Weeds are a common occurrence in most lawns and gardens. While many of them are quite familiar, there may be some that are not. Learning about some of the most common types of weeds can make it easier to eliminate them from the landscape.

How to Identify Weed Types

In order to identify weed types and bring them under control, it’s important to understand how they grow. Like other plants, weeds can be annual or perennial. Annual weeds are less troublesome as far as control measures go. While they are known to sprout up nearly anywhere due to seed dispersal, their root systems are relatively shallow. This makes them easy to pull and eradicate, although doing so before they set seed is recommended.

Common annual weeds include:

Perennial weeds, on the other hand, have more extensive root systems, including taproots, making them more difficult to control. In addition, these weeds come back each year, especially if the roots are not destroyed. Some of the most common (and problematic) perennial weed types include:

Lawn Weed Identification

One of the best ways to identify lawn weeds is by looking closely at the soil in your landscape. Many common lawn weeds can be found growing in certain types of soil, making this an excellent way to identify specific types you may have growing in your landscape. Here are some of the most commonly seen weeds:

Dandelions: Dandelions are well known in many lawns and gardens– their fuzzy yellow blooms popping up nearly anywhere. While their deep taproots make them difficult to control, they generally spread through their easily recognized white, fluffy seedheads.

Ragweed: Ragweed is commonly known by many allergy sufferers. This annual weed can be seen most often during summer (and autumn) months and recognized by its fern-like foliage.

Crabgrass: Crabgrass is a homeowner’s worst nightmare, creeping up throughout the lawn. This summer annual lies flat to the ground and has reddish purple stems (both smooth and hairy). It forms slender spike-shaped seedheads just below mowing height, making it difficult to manage.

Spotted spurge: Spotted spurge has a reddish purple spot in the center of each leaf and the sap is milky (which may cause a rash in sensitive individuals). This annual weed can be pulled up easily in moist soil. Improving the density of lawn grass can help keep it under control.

Common chickweed: Common chickweed is a mat-forming weed with tiny, star-shaped white flowers. This annual thrives when conditions are cool and moist. Mouse-ear chickweed is similar, however, this weed is perennial with hairy stems and leaves, and is more tolerant of summer heat.

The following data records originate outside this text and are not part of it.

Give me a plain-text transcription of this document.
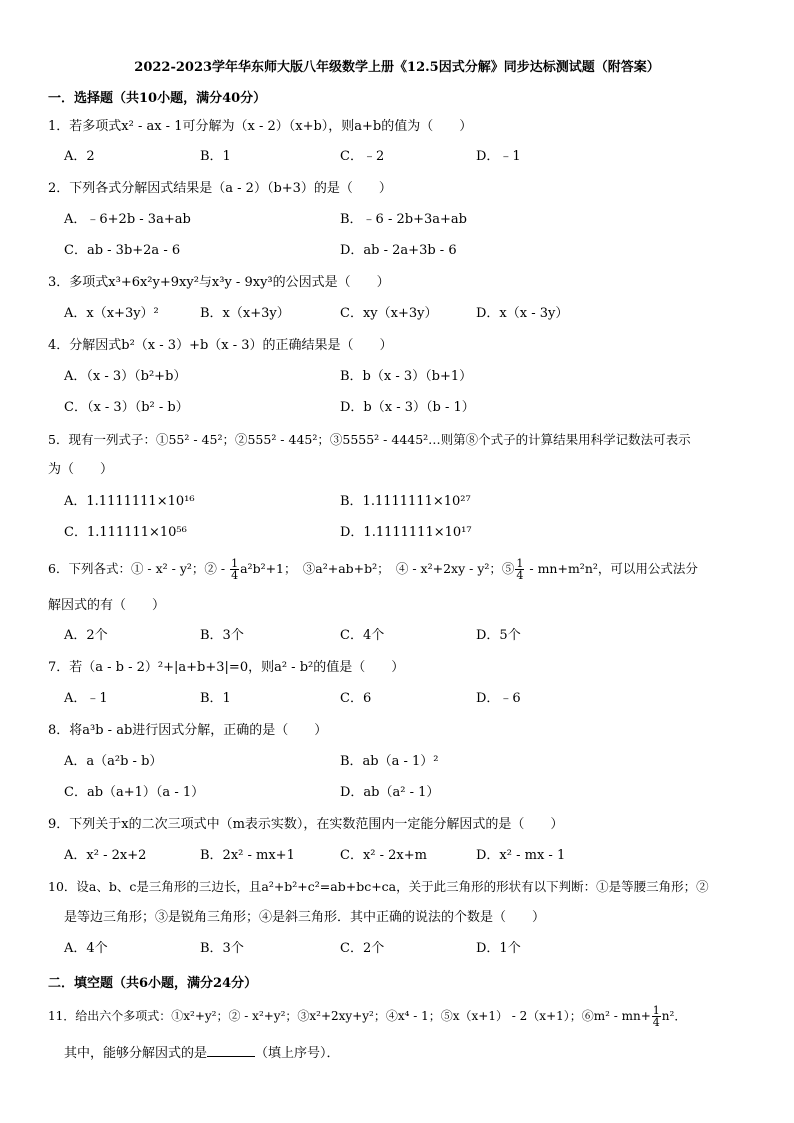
2022-2023学年华东师大版八年级数学上册《12.5因式分解》同步达标测试题（附答案）
一．选择题（共10小题，满分40分）
1．若多项式x² - ax - 1可分解为（x - 2）（x+b），则a+b的值为（　　）
A．2	B．1	C．﹣2	D．﹣1
2．下列各式分解因式结果是（a - 2）（b+3）的是（　　）
A．﹣6+2b - 3a+ab	B．﹣6 - 2b+3a+ab
C．ab - 3b+2a - 6	D．ab - 2a+3b - 6
3．多项式x³+6x²y+9xy²与x³y - 9xy³的公因式是（　　）
A．x（x+3y）²	B．x（x+3y）	C．xy（x+3y）	D．x（x - 3y）
4．分解因式b²（x - 3）+b（x - 3）的正确结果是（　　）
A．（x - 3）（b²+b）	B．b（x - 3）（b+1）
C．（x - 3）（b² - b）	D．b（x - 3）（b - 1）
5．现有一列式子：①55² - 45²；②555² - 445²；③5555² - 4445²…则第⑧个式子的计算结果用科学记数法可表示
为（　　）
A．1.1111111×10¹⁶	B．1.1111111×10²⁷
C．1.111111×10⁵⁶	D．1.1111111×10¹⁷
6．下列各式：① - x² - y²；② - $\frac{1}{4} a^2b^2+1$；　③a²+ab+b²；　④ - x²+2xy - y²；⑤ $\frac{1}{4} - mn+m^2n^2$，可以用公式法分
解因式的有（　　）
A．2个	B．3个	C．4个	D．5个
7．若（a - b - 2）²+|a+b+3|=0，则a² - b²的值是（　　）
A．﹣1	B．1	C．6	D．﹣6
8．将a³b - ab进行因式分解，正确的是（　　）
A．a（a²b - b）	B．ab（a - 1）²
C．ab（a+1）（a - 1）	D．ab（a² - 1）
9．下列关于x的二次三项式中（m表示实数），在实数范围内一定能分解因式的是（　　）
A．x² - 2x+2	B．2x² - mx+1	C．x² - 2x+m	D．x² - mx - 1
10．设a、b、c是三角形的三边长，且a²+b²+c²=ab+bc+ca，关于此三角形的形状有以下判断：①是等腰三角形；②
是等边三角形；③是锐角三角形；④是斜三角形．其中正确的说法的个数是（　　）
A．4个	B．3个	C．2个	D．1个
二．填空题（共6小题，满分24分）
11．给出六个多项式：①x²+y²；② - x²+y²；③x²+2xy+y²；④x⁴ - 1；⑤x（x+1） - 2（x+1）；⑥m² - $mn+ \frac{1}{4} n^2$．
其中，能够分解因式的是	（填上序号）．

White clover: White clover is a perennial weed that forms creeping runners and produces white, fluffy-looking blooms. Since this weed is a legume which fixes nitrogen, it is often found in lawns with low fertility. Adding nitrogen to the soil can help ease the population of clover.

Common nettle: This is prolific in soil that borders gardens and open fields. This perennial weed has many varieties, including stinging nettle. While it may look like an ordinary, hairy weed with attractive little flowers, it can cause a very painful sting if you touch it. Nettles can often be aggressive spreaders, with creeping roots.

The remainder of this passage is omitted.